Done to obtain information that might save American or allied lives, not so much"
.

This show reveals you to be a intellectually and morally incoherent, not to mention that you actually have no conscience...one is shocked at the nature of the treatment meted out to a helpless captive, not due to the justifications that bring it about.

Jeremy said...

Hoosier Daddy said..."The problem you continue to ignore is that I don't consider waterboarding torture."

Everybody is entitled to their own opinion, but I tend to lend more credence to the experts in the military and intelligence services that Do consider it torture.

You know, the people who have actually been there when the procedure is administered, versus some yahoo sitting on his ass in front of a computer screen who thinks it isn't.

Jeremy said...

Hoosier - "If we were putting every sheepshagging jihadist on the rack for shits and giggles I'd agree with you..."

This from someone who says he doesn't respond to people who are racist or bigoted.

Can you say...n-e-a-n-d-e-r-t-h-a-l?

Jeremy said...

Hoosier's little story about prisoners flinging shit is straight our of every movie and TV series that has depicted the very same thing.

It does happen, and the guards restrain the prisoner and they are ushered into solitary confinement.

On the other hand, if they're beaten, they sometimes find themselves ushered into court by a good lawyer and they sting the state or federal government for big money.

Hoosier just doesn't get it.

My guess: He watches "24" and thinks that's the way of the real world.

Hoosier Daddy said...

This from someone who says he doesn't respond to people who are racist or bigoted./

Yes I am bigoted to sheepshagging jihadists.
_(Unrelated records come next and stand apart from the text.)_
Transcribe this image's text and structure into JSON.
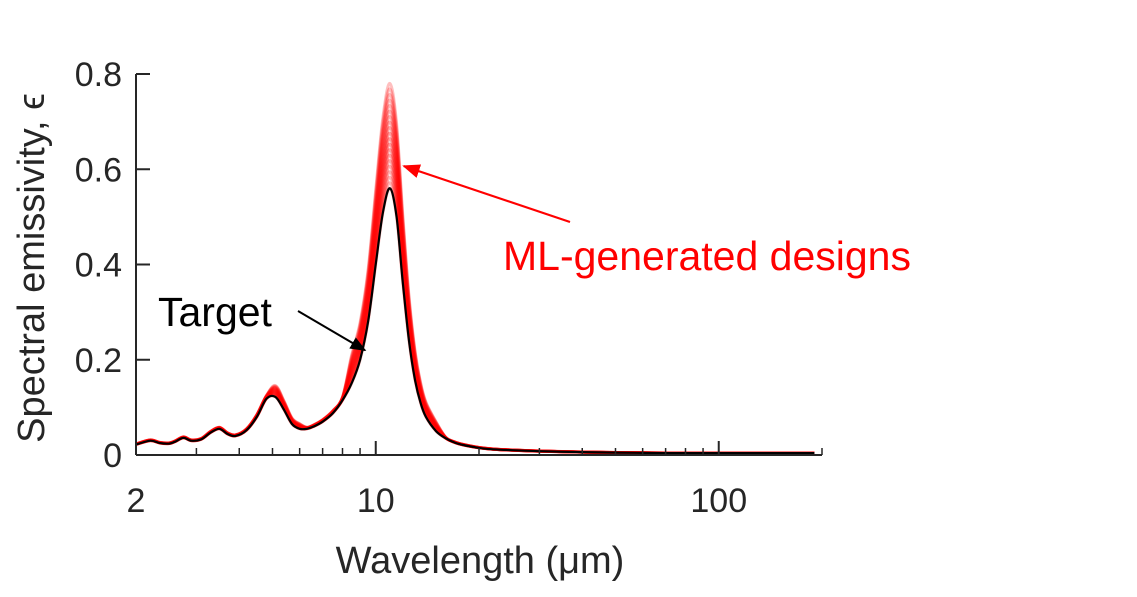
{
  "chart_data": {
    "type": "line",
    "title": "",
    "xlabel": "Wavelength (μm)",
    "ylabel": "Spectral emissivity, ϵ",
    "xscale": "log",
    "xlim": [
      2,
      200
    ],
    "ylim": [
      0,
      0.8
    ],
    "xticks": [
      2,
      10,
      100
    ],
    "xtick_labels": [
      "2",
      "10",
      "100"
    ],
    "yticks": [
      0,
      0.2,
      0.4,
      0.6,
      0.8
    ],
    "ytick_labels": [
      "0",
      "0.2",
      "0.4",
      "0.6",
      "0.8"
    ],
    "grid": false,
    "legend": "none",
    "colors": {
      "target": "#000000",
      "designs": "#ff0000",
      "axis": "#262626"
    },
    "series": [
      {
        "name": "Target",
        "color": "#000000",
        "x": [
          2,
          2.2,
          2.35,
          2.5,
          2.6,
          2.75,
          2.9,
          3.1,
          3.3,
          3.5,
          3.7,
          3.9,
          4.2,
          4.5,
          4.8,
          5.1,
          5.4,
          5.7,
          6.0,
          6.3,
          6.6,
          7.0,
          7.5,
          8.0,
          8.5,
          9.0,
          9.5,
          10.0,
          10.5,
          11.0,
          11.5,
          12.0,
          12.5,
          13.0,
          13.5,
          14.0,
          15.0,
          16.0,
          17.0,
          18.0,
          20.0,
          22.0,
          25.0,
          30.0,
          40.0,
          50.0,
          70.0,
          100.0,
          150.0,
          190.0
        ],
        "y": [
          0.022,
          0.03,
          0.025,
          0.024,
          0.028,
          0.036,
          0.03,
          0.033,
          0.047,
          0.055,
          0.044,
          0.04,
          0.052,
          0.08,
          0.118,
          0.122,
          0.095,
          0.065,
          0.055,
          0.055,
          0.06,
          0.07,
          0.088,
          0.115,
          0.15,
          0.2,
          0.28,
          0.4,
          0.51,
          0.56,
          0.5,
          0.36,
          0.24,
          0.16,
          0.11,
          0.08,
          0.05,
          0.035,
          0.026,
          0.021,
          0.015,
          0.012,
          0.01,
          0.008,
          0.006,
          0.005,
          0.004,
          0.004,
          0.004,
          0.004
        ]
      }
    ],
    "design_curves": {
      "count": 20,
      "peak_range": [
        0.56,
        0.78
      ]
    },
    "annotations": [
      {
        "id": "target",
        "text": "Target",
        "color": "#000000",
        "arrow_to": {
          "x": 9.3,
          "y": 0.22
        }
      },
      {
        "id": "designs",
        "text": "ML-generated designs",
        "color": "#ff0000",
        "arrow_to": {
          "x": 11.6,
          "y": 0.615
        }
      }
    ]
  }
}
I have no use, respect or any emotion other than contempt for them.

Last time I checked, jihadists aren't a race. Muslims aren't a race. Islam is not a race.

Really, look it up.

Hoosier Daddy said...

Jeremy, this is why I am not going to waste any further time with you.

Hoosier's little story about prisoners flinging shit is straight our of every movie and TV series that has depicted the very same thing..

So you're essentially calling me a liar and by extension my dad a former cop who had it happen to him. Then you completely contradict yourself by saying this.

It does happen, and the guards restrain the prisoner and they are ushered into solitary confinement./

So we're done here.

Hoosier Daddy said...

This show reveals you to be a intellectually and morally incoherent, not to mention that you actually have no conscience/

Coming from someone who thinks my country is a terrorist state that means next to nothing to me. Kind of like when my kid used to call me a poopy head when she was 4.

AlphaLiberal said...

Here is a post containing information on how torture is illegal.


Because we live in times when there's some doubt on that subject, apparently.

Robert Cook said...

Alpha Liberal, why are you confusing the issue with links to long, wordy legal definitions and applicable laws, especially since few here will read through the headache inducing truth. They'd rather Hannity or O'Reilly or Limbaugh or Cheney or their indigestion--I mean, their GUT--tell them whether or not some particularl egregious abuse constitutes "torture" or not.

Commie.

Jeremy said...

Hoosier - I didn't call you anything but a racist, bigoted fool, which is exemplified by your inane comments.

As for your story via daddy...I also said this:

"It does happen, and the guards restrain the prisoner and they are ushered into solitary confinement."

Prime that tiny brain of yours and hin on the very first three words: "It does happen..."

And boy, I just don't know how I'll survive without you.